Insurance giants merge: Providers brace for lower rates, increased competition

Friday, August 7, 2015

YARMOUTH, Maine – A recent flurry of mergers and acquisitions between national health insurance companies has HME providers on edge.

“I think it should be banned,” said Dave Anderson, owner of Anderson’s Medical Products in Terre Haute, Ind. “Letting these companies get so big that they can influence the market unduly is bad.”

On July 24 insurance giant Anthem announced plans to acquire Cigna for $48.3 billion. A few weeks earlier, Aetna announced plans to purchase Humana for $37 billion. If both deals go through, the number of major health insurers would shrink to three. 

Chief among the concerns of providers in the fallout of the consolidation: lower reimbursement rates.

“I think the reimbursements are going to decrease because there’s less competition,” said Laura Williard, senior director of regulatory affairs, compliance and contracting for Greensboro, N.C.-based Advanced Home Care. “Providers will have to make a decision: provide at lower rates or come up with a different strategy, such as retail, to stay in business.”

Other providers, like Chip Rice, say the mergers will make it more difficult to become an in-network provider.

“They’re not going to need duplicate services, as far as ancillary services go,” said Rice, owner of CEO of Riverside, Calif.-based Diamond Respiratory Care, who works with all four insurers. “I would expect that that would make it a little more competitive to compete for their contracts.”

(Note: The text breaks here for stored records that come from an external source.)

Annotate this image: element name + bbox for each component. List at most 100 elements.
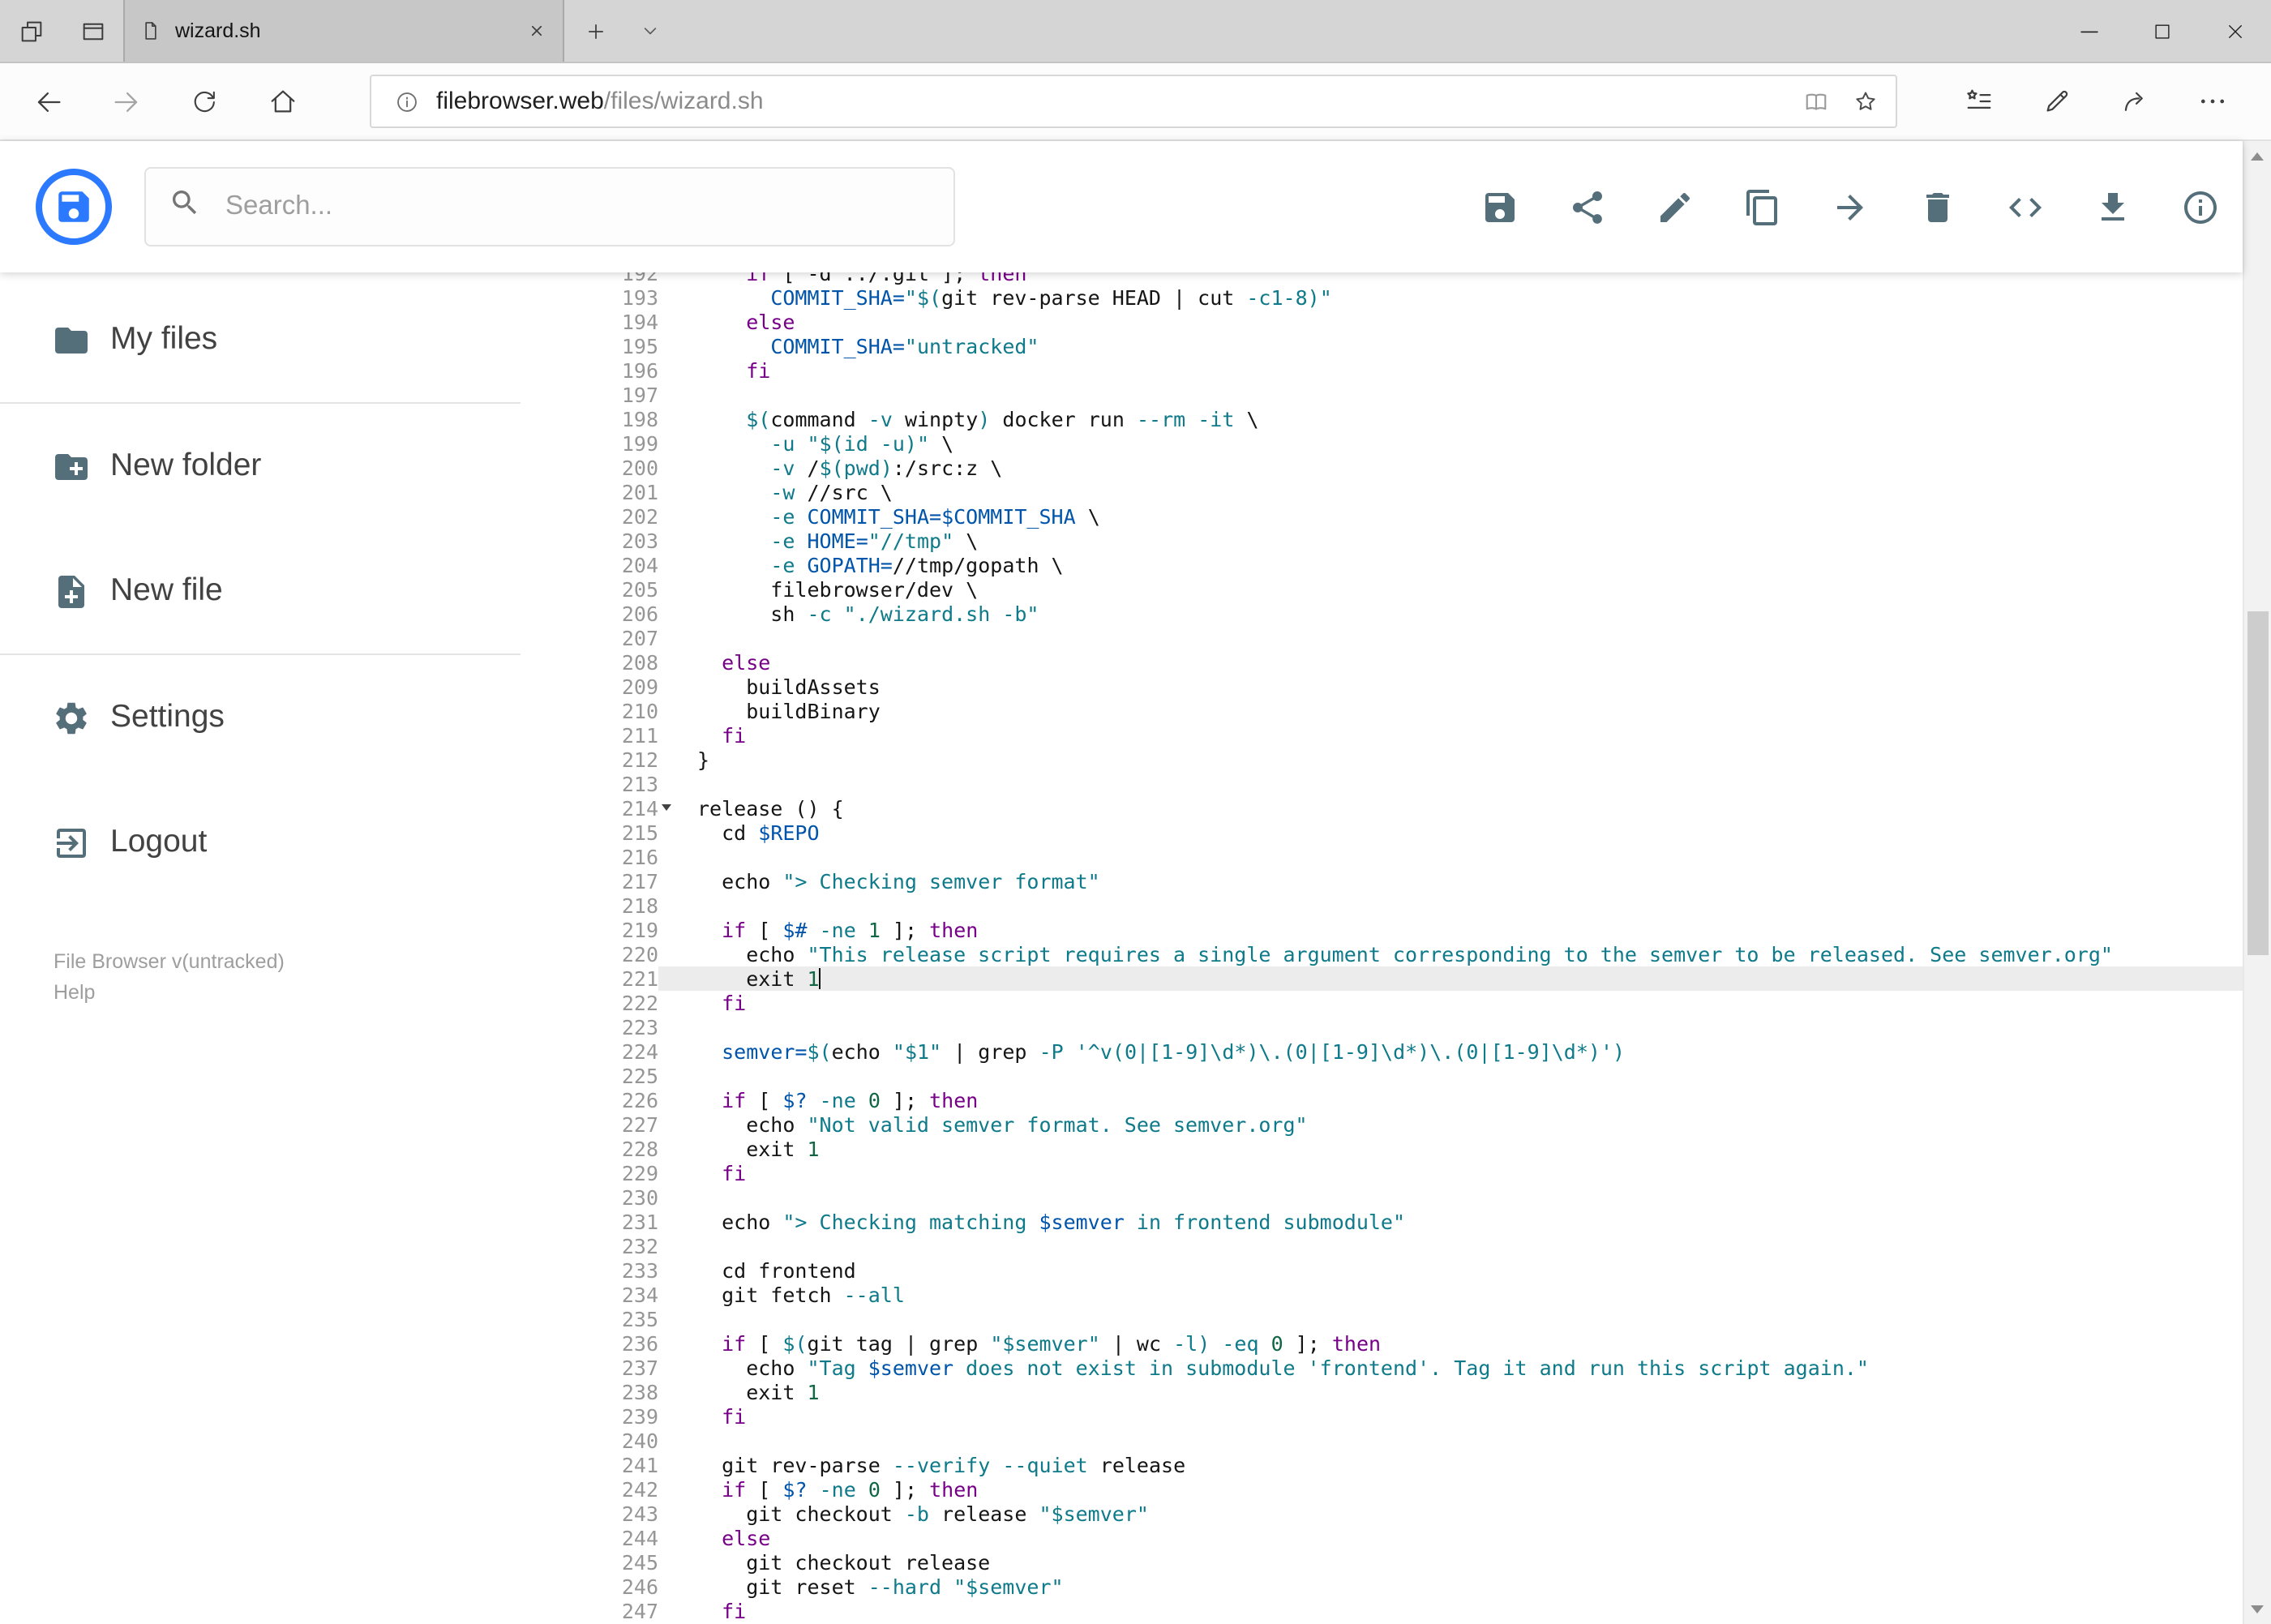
code-line-234[interactable]: 234 git fetch --all [521,1282,2243,1306]
code-line-223[interactable]: 223 [521,1014,2243,1039]
code-line-243[interactable]: 243 git checkout -b release "$semver" [521,1501,2243,1525]
settings-menu-button[interactable] [2173,67,2251,135]
maximize-button[interactable] [2125,0,2198,62]
minimize-button[interactable] [2052,0,2125,62]
help-link[interactable]: Help [54,979,521,1010]
code-line-229[interactable]: 229 fi [521,1160,2243,1185]
code-line-211[interactable]: 211 fi [521,722,2243,747]
tab-close-button[interactable] [525,19,548,42]
browser-tab[interactable]: wizard.sh [123,0,564,62]
site-info-button[interactable] [391,77,423,126]
code-line-212[interactable]: 212} [521,747,2243,771]
code-line-192[interactable]: 192 if [ -d ../.git ]; then [521,272,2243,285]
copy-button[interactable] [1743,187,1782,226]
code-line-205[interactable]: 205 filebrowser/dev \ [521,576,2243,601]
search-box[interactable] [144,167,955,246]
scrollbar-thumb[interactable] [2247,611,2269,955]
scroll-down-arrow[interactable] [2244,1596,2271,1622]
code-line-236[interactable]: 236 if [ $(git tag | grep "$semver" | wc… [521,1330,2243,1355]
code-line-207[interactable]: 207 [521,625,2243,649]
code-line-196[interactable]: 196 fi [521,358,2243,382]
code-line-246[interactable]: 246 git reset --hard "$semver" [521,1574,2243,1598]
delete-button[interactable] [1918,187,1957,226]
raw-view-button[interactable] [2006,187,2045,226]
code-line-227[interactable]: 227 echo "Not valid semver format. See s… [521,1112,2243,1136]
code-line-209[interactable]: 209 buildAssets [521,674,2243,698]
code-line-206[interactable]: 206 sh -c "./wizard.sh -b" [521,601,2243,625]
forward-button[interactable] [88,67,165,135]
code-line-245[interactable]: 245 git checkout release [521,1549,2243,1574]
code-line-213[interactable]: 213 [521,771,2243,795]
code-line-230[interactable]: 230 [521,1185,2243,1209]
sidebar-item-settings[interactable]: Settings [0,655,521,780]
scroll-up-arrow[interactable] [2244,143,2271,169]
sidebar-item-new-file[interactable]: New file [0,529,521,655]
code-line-217[interactable]: 217 echo "> Checking semver format" [521,868,2243,893]
url-text[interactable]: filebrowser.web/files/wizard.sh [436,88,764,115]
code-line-194[interactable]: 194 else [521,309,2243,333]
code-line-219[interactable]: 219 if [ $# -ne 1 ]; then [521,917,2243,941]
code-line-204[interactable]: 204 -e GOPATH=//tmp/gopath \ [521,552,2243,576]
code-line-202[interactable]: 202 -e COMMIT_SHA=$COMMIT_SHA \ [521,503,2243,528]
new-tab-button[interactable] [564,0,626,62]
code-line-232[interactable]: 232 [521,1233,2243,1258]
browser-share-button[interactable] [2095,67,2173,135]
code-line-225[interactable]: 225 [521,1063,2243,1087]
code-line-193[interactable]: 193 COMMIT_SHA="$(git rev-parse HEAD | c… [521,285,2243,309]
code-line-226[interactable]: 226 if [ $? -ne 0 ]; then [521,1087,2243,1112]
save-button[interactable] [1480,187,1519,226]
hub-button[interactable] [1939,67,2017,135]
page-scrollbar[interactable] [2243,141,2271,1624]
code-line-244[interactable]: 244 else [521,1525,2243,1549]
code-line-195[interactable]: 195 COMMIT_SHA="untracked" [521,333,2243,358]
reading-view-button[interactable] [1792,77,1840,126]
code-line-222[interactable]: 222 fi [521,990,2243,1014]
code-line-221[interactable]: 221 exit 1 [521,966,2243,990]
code-line-235[interactable]: 235 [521,1306,2243,1330]
code-line-201[interactable]: 201 -w //src \ [521,479,2243,503]
code-line-203[interactable]: 203 -e HOME="//tmp" \ [521,528,2243,552]
code-line-228[interactable]: 228 exit 1 [521,1136,2243,1160]
tabs-preview-button[interactable] [62,0,123,62]
sidebar-item-my-files[interactable]: My files [0,277,521,404]
tab-list-button[interactable] [626,0,675,62]
code-editor[interactable]: 192 if [ -d ../.git ]; then 193 COMMIT_SH… [521,272,2243,1624]
code-line-215[interactable]: 215 cd $REPO [521,820,2243,844]
search-input[interactable] [222,190,931,224]
back-button[interactable] [10,67,88,135]
code-line-200[interactable]: 200 -v /$(pwd):/src:z \ [521,455,2243,479]
code-line-239[interactable]: 239 fi [521,1403,2243,1428]
code-line-241[interactable]: 241 git rev-parse --verify --quiet relea… [521,1452,2243,1476]
code-line-199[interactable]: 199 -u "$(id -u)" \ [521,431,2243,455]
add-favorite-button[interactable] [1840,77,1889,126]
sidebar-item-new-folder[interactable]: New folder [0,404,521,529]
info-button[interactable] [2181,187,2220,226]
code-line-247[interactable]: 247 fi [521,1598,2243,1622]
address-bar[interactable]: filebrowser.web/files/wizard.sh [370,75,1897,128]
code-line-198[interactable]: 198 $(command -v winpty) docker run --rm… [521,406,2243,431]
app-logo[interactable] [36,169,112,245]
code-line-210[interactable]: 210 buildBinary [521,698,2243,722]
web-note-button[interactable] [2017,67,2095,135]
code-line-231[interactable]: 231 echo "> Checking matching $semver in… [521,1209,2243,1233]
code-line-233[interactable]: 233 cd frontend [521,1258,2243,1282]
code-line-218[interactable]: 218 [521,893,2243,917]
code-line-197[interactable]: 197 [521,382,2243,406]
code-line-208[interactable]: 208 else [521,649,2243,674]
sidebar-item-logout[interactable]: Logout [0,780,521,905]
code-line-240[interactable]: 240 [521,1428,2243,1452]
share-button[interactable] [1568,187,1607,226]
set-tabs-aside-button[interactable] [0,0,62,62]
code-line-216[interactable]: 216 [521,844,2243,868]
code-line-220[interactable]: 220 echo "This release script requires a… [521,941,2243,966]
move-button[interactable] [1831,187,1870,226]
download-button[interactable] [2093,187,2132,226]
code-line-238[interactable]: 238 exit 1 [521,1379,2243,1403]
refresh-button[interactable] [165,67,243,135]
rename-button[interactable] [1656,187,1695,226]
code-line-242[interactable]: 242 if [ $? -ne 0 ]; then [521,1476,2243,1501]
close-window-button[interactable] [2198,0,2271,62]
code-line-214[interactable]: 214 release () { [521,795,2243,820]
home-button[interactable] [243,67,321,135]
code-line-224[interactable]: 224 semver=$(echo "$1" | grep -P '^v(0|[… [521,1039,2243,1063]
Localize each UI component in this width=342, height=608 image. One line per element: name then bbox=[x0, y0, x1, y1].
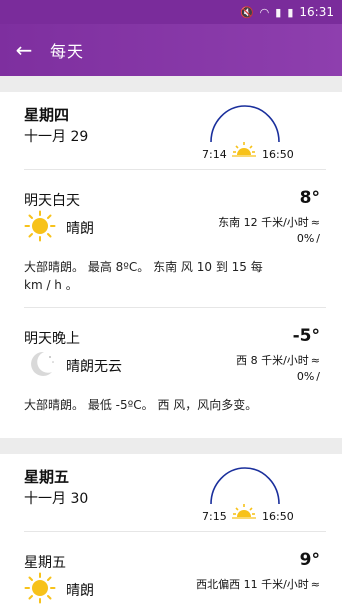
signal-icon: ▮ bbox=[275, 5, 282, 19]
sun-horizon-icon bbox=[232, 504, 256, 519]
period-label: 明天白天 bbox=[24, 193, 80, 209]
back-arrow-icon[interactable]: ← bbox=[0, 24, 48, 76]
wind-info: 东南 12 千米/小时 ≈ bbox=[218, 214, 320, 230]
daytime-forecast[interactable]: 星期五 晴朗 9° 西北偏西 11 千米/小时 ≈ bbox=[24, 532, 326, 608]
period-label: 星期五 bbox=[24, 555, 66, 571]
temperature: 9° bbox=[299, 550, 320, 570]
sunset-time: 16:50 bbox=[262, 148, 294, 161]
day-name: 星期五 bbox=[24, 468, 70, 486]
sun-horizon-icon bbox=[232, 142, 256, 157]
sunrise-time: 7:14 bbox=[202, 148, 227, 161]
daily-forecast-list[interactable]: 星期四 十一月 29 7:14 16:50 明天白天 晴朗 8° 东南 12 千… bbox=[0, 76, 342, 608]
status-bar: 🔇 ◠ ▮ ▮ 16:31 bbox=[0, 0, 342, 24]
day-name: 星期四 bbox=[24, 106, 70, 124]
day-date: 十一月 30 bbox=[24, 491, 89, 507]
forecast-description: 大部晴朗。 最高 8ºC。 东南 风 10 到 15 每 km / h 。 bbox=[24, 260, 263, 292]
wind-info: 西 8 千米/小时 ≈ bbox=[236, 352, 320, 368]
sunny-icon bbox=[24, 572, 56, 604]
wind-text: 西 8 千米/小时 bbox=[236, 354, 309, 367]
clear-night-moon-icon bbox=[31, 351, 54, 376]
day-date: 十一月 29 bbox=[24, 129, 89, 145]
sun-arc-icon bbox=[210, 467, 280, 505]
wind-text: 东南 12 千米/小时 bbox=[218, 216, 309, 229]
day-card: 星期五 十一月 30 7:15 16:50 星期五 晴朗 9° 西北偏西 11 … bbox=[0, 454, 342, 608]
day-header: 星期四 十一月 29 7:14 16:50 bbox=[24, 92, 326, 170]
condition-text: 晴朗无云 bbox=[66, 359, 122, 375]
condition-text: 晴朗 bbox=[66, 221, 94, 237]
sunny-icon bbox=[24, 210, 56, 242]
temperature: 8° bbox=[299, 188, 320, 208]
precip-text: 0% bbox=[296, 232, 315, 245]
sunrise-time: 7:15 bbox=[202, 510, 227, 523]
period-label: 明天晚上 bbox=[24, 331, 80, 347]
status-time: 16:31 bbox=[299, 5, 334, 19]
wind-info: 西北偏西 11 千米/小时 ≈ bbox=[196, 576, 320, 592]
day-header: 星期五 十一月 30 7:15 16:50 bbox=[24, 454, 326, 532]
precip-info: 0% / bbox=[297, 232, 320, 245]
battery-icon: ▮ bbox=[287, 5, 294, 19]
mute-icon: 🔇 bbox=[239, 5, 254, 19]
raindrop-icon: / bbox=[316, 370, 320, 383]
wind-icon: ≈ bbox=[310, 578, 320, 591]
daytime-forecast[interactable]: 明天白天 晴朗 8° 东南 12 千米/小时 ≈ 0% / 大部晴朗。 最高 8ºC… bbox=[24, 170, 326, 308]
day-card: 星期四 十一月 29 7:14 16:50 明天白天 晴朗 8° 东南 12 千… bbox=[0, 92, 342, 438]
page-title: 每天 bbox=[50, 42, 85, 61]
sun-arc-icon bbox=[210, 105, 280, 143]
wifi-icon: ◠ bbox=[259, 5, 270, 19]
condition-text: 晴朗 bbox=[66, 583, 94, 599]
precip-info: 0% / bbox=[297, 370, 320, 383]
app-bar: ← 每天 bbox=[0, 24, 342, 76]
sunset-time: 16:50 bbox=[262, 510, 294, 523]
wind-text: 西北偏西 11 千米/小时 bbox=[196, 578, 309, 591]
wind-icon: ≈ bbox=[310, 216, 320, 229]
wind-icon: ≈ bbox=[310, 354, 320, 367]
nighttime-forecast[interactable]: 明天晚上 晴朗无云 -5° 西 8 千米/小时 ≈ 0% / 大部晴朗。 最低 -5… bbox=[24, 308, 326, 438]
precip-text: 0% bbox=[296, 370, 315, 383]
raindrop-icon: / bbox=[316, 232, 320, 245]
forecast-description: 大部晴朗。 最低 -5ºC。 西 风，风向多变。 bbox=[24, 398, 258, 412]
temperature: -5° bbox=[292, 326, 320, 346]
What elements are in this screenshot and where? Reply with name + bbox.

Billing consultant Sylvia Toscano says providers who have existing contracts should be proactive to ensure they survive the mergers.

“If they were a contract provider with Cigna, and Cigna is merging into Anthem, they might want to reach out to their provider representative and inquire about maintaining their contract status with Anthem, so that they can remain a contract supplier,” said Toscano, owner of Professional Medical Administrators.

While providers are concerned about the acquisitions, they are not surprised by them.

“I think the industry as a whole has been expecting this,” Williard said. “We have consolidation going on with providers and we expected it from insurance companies, as well.”